Tennessee native Dolly Parton was the fourth eldest of 12 siblings in a poor farming family that turned to music to lift their spirits. Dolly got her first guitar at age 7 from her uncle, Bill Owens. She wasted no time finding her footing on a local radio program and, within about five years, she made her way to the Grand Ole Opry stage in 1959. Her first single, “Puppy Love,” followed in 1960.
A 14-year-old Parton landed a deal with Mercury Records. Her debut, 1962's It's Sure Gonna Hurt, was bad enough to end the partnership. Once she graduated from high school, Dolly moved to Nashville and wrote songs with Owens. She also sang on demos and, eventually, gained some recognition from Fred Foster, along with a publishing deal with his Combine Music followed by a record deal with Monument Records.
After a couple of the Parton-Owens collaborations got recorded successfully by Bill Phillips, Dolly finally caught a break with “Dumb Blonde” and “Something Fishy.” Those two cuts caught Porter Wagoner's ear and he hired Dolly to sing on his TV show in late 1967. He also got her a deal with RCA Records.
Dolly's RCA debut came as a duet with Wagoner on "The Last Thing on My Mind." It cracked the Top 10 on the country charts and got the ball rolling. The duo would go on to enjoy six consecutive years of country hits, including a few solo cuts like "Just Because I'm a Woman" and "In the Good Old Days (When Times Were Bad)."
Continuing to push Parton as a solo artist, Wagoner got her to record "Mule Skinner Blues (Blue Yodel No. 8)" in 1970. Finding its way to number three, the track was the first of many hits over the next few years, including "Joshua," "Coat of Many Colors," and the 1974 smash "Jolene."
With her solid solo footing, Parton stopped singing with Wagoner, other than on the show. More hits flowed in -- "I Will Always Love You," "The Bargain Store," the number three crossover hit "Here You Come Again," and "Baby I'm Burning." Between 1974 and 1980, Dolly racked up eight number one singles among her slew of Top 10 hits.
All of the success was enough to warrant her own TV show, Dolly, beginning in 1976. She also earned the honor of producing her own records and having artists like Emmylou Harris, Kitty Wells, and Linda Ronstadt cover her songs.

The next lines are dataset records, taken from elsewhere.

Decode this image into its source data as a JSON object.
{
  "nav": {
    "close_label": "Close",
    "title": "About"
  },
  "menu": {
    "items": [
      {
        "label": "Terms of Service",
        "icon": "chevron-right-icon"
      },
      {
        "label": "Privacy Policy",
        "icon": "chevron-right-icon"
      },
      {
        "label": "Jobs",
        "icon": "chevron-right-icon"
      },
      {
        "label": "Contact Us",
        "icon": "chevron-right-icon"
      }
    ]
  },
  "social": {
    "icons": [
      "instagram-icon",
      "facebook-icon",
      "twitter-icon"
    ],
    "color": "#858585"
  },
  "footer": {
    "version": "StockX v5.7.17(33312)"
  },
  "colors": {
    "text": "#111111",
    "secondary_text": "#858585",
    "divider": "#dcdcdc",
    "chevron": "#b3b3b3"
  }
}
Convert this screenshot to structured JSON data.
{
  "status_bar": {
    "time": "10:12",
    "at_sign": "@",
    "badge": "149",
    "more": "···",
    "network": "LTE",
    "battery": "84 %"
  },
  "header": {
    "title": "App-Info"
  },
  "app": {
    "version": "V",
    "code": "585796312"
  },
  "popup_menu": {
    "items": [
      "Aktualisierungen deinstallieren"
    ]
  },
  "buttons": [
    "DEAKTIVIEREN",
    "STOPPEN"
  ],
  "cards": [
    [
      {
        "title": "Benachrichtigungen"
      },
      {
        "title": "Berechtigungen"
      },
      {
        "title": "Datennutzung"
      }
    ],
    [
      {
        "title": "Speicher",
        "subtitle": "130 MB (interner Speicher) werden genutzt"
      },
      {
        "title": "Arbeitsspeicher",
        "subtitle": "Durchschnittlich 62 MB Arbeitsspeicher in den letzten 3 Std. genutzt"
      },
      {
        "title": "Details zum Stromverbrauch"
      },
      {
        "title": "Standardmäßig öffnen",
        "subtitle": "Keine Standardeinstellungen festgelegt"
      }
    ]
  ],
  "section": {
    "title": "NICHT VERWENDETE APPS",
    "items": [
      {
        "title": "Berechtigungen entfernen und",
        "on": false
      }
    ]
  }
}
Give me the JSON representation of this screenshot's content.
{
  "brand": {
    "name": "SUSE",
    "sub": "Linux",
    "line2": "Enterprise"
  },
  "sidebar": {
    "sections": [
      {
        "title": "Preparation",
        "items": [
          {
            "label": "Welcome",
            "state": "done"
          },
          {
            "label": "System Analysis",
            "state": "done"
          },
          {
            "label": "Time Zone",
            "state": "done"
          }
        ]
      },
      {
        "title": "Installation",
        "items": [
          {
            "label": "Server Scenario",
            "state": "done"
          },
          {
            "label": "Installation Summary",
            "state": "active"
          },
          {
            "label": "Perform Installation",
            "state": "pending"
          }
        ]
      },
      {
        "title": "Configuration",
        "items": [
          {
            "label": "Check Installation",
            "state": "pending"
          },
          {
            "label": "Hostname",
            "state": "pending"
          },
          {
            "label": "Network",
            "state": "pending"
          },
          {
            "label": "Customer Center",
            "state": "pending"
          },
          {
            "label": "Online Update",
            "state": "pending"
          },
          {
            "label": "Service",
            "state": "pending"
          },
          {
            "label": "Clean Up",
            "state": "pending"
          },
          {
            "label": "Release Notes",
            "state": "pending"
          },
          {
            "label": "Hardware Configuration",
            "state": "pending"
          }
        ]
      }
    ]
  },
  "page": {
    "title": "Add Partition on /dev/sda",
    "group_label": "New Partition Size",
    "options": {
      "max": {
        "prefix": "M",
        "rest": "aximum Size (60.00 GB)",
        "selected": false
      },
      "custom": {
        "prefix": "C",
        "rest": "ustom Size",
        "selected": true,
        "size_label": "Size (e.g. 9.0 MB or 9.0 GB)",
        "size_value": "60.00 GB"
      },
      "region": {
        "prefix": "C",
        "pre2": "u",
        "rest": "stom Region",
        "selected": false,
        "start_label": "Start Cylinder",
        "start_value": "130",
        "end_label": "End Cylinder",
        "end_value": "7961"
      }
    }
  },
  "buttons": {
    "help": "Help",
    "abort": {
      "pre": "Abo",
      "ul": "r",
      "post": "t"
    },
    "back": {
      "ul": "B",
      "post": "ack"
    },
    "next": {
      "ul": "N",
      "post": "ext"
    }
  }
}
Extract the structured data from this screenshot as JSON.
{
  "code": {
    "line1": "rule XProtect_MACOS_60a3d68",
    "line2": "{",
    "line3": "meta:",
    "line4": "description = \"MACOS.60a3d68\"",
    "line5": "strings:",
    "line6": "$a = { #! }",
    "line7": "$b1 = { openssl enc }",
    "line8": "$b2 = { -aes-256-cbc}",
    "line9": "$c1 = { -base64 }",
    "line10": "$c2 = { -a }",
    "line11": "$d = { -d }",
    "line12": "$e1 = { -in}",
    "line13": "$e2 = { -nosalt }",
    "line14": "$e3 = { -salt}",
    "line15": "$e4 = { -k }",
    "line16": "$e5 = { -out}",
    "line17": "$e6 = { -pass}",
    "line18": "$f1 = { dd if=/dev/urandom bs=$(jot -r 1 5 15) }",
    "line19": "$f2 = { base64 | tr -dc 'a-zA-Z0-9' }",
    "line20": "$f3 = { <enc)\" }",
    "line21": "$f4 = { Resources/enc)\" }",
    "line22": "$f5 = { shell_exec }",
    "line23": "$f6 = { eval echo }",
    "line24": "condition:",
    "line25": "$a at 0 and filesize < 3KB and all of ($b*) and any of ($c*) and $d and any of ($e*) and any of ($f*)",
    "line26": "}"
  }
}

Come 1980, Dolly was on fire with three consecutive chart-toppers in "Starting Over Again," "Old Flames (Can't Hold a Candle to You)," and "9 to 5." She also made her acting debut alongside Jane Fonda and Lily Tomlin in the wildly popular film 9 to 5.
Now a bonafide movie star, Dolly was a regular on the silver screen appearing with Burt Reynolds in The Best Little Whorehouse in Texas (1982) and Sylvester Stallone in Rhinestone (1984).
Her songs continued to fill the Top 10 on the country and pop charts with a new version of "I Will Always Love You" and a duet with Kenny Rogers on "Islands in the Stream." The Dollywood amusement park also opened in 1985.
The following year, Dolly had no Top 10 singles and, as a result, switched to Columbia Records. She also teamed up with Harris and Ronstadt for the platinum-selling Trio album which spawned three hit singles -- "To Know Him Is to Love Him," "Telling Me Lies," and "Those Memories of You."
She kept that momentum going with 1989's White Limozeen and its two number one cuts, "Why'd You Come in Here Lookin' Like That" and "Yellow Roses." But then the 1990s came and country music radio shifted gears. Parton and other iconic artists fell out of favor.
Still, Dolly kept acting (in films like 1992's Straight Talk) and collaborating (on records like 1993's Honky Tonk Angels, which found her working with Tammy Wynette and Loretta Lynn). Also around that time, Whitney Houston recorded "I Will Always Love You" and topped the pop charts for 14 weeks.
Continuing to mine her own brand, Dolly published her autobiography, 1994's My Life and Other Unfinished Business. Musically, she also branched out with a covers album – 1996's Treasures – and another Trio album. Then, she took an artistic turn with The Grass Is Blue in 1999, Little Sparrow in 2001 and Halos & Horns in 2002.
Putting on a partiotic spin, Parton issued For God and Country in 2003 along with the CD/DVD Live and Well the following year later. Another covers project came in 2005 with Those Were the Days. In 2008, Parton made her way back around to pure country with Backwoods Barbie her 40th career album and the first on her own Dolly Records imprint.
As her tours have always done well, Parton released yet more evidence of that in 2009's Live from London. A collection of new, original material came via Better Day in 2011.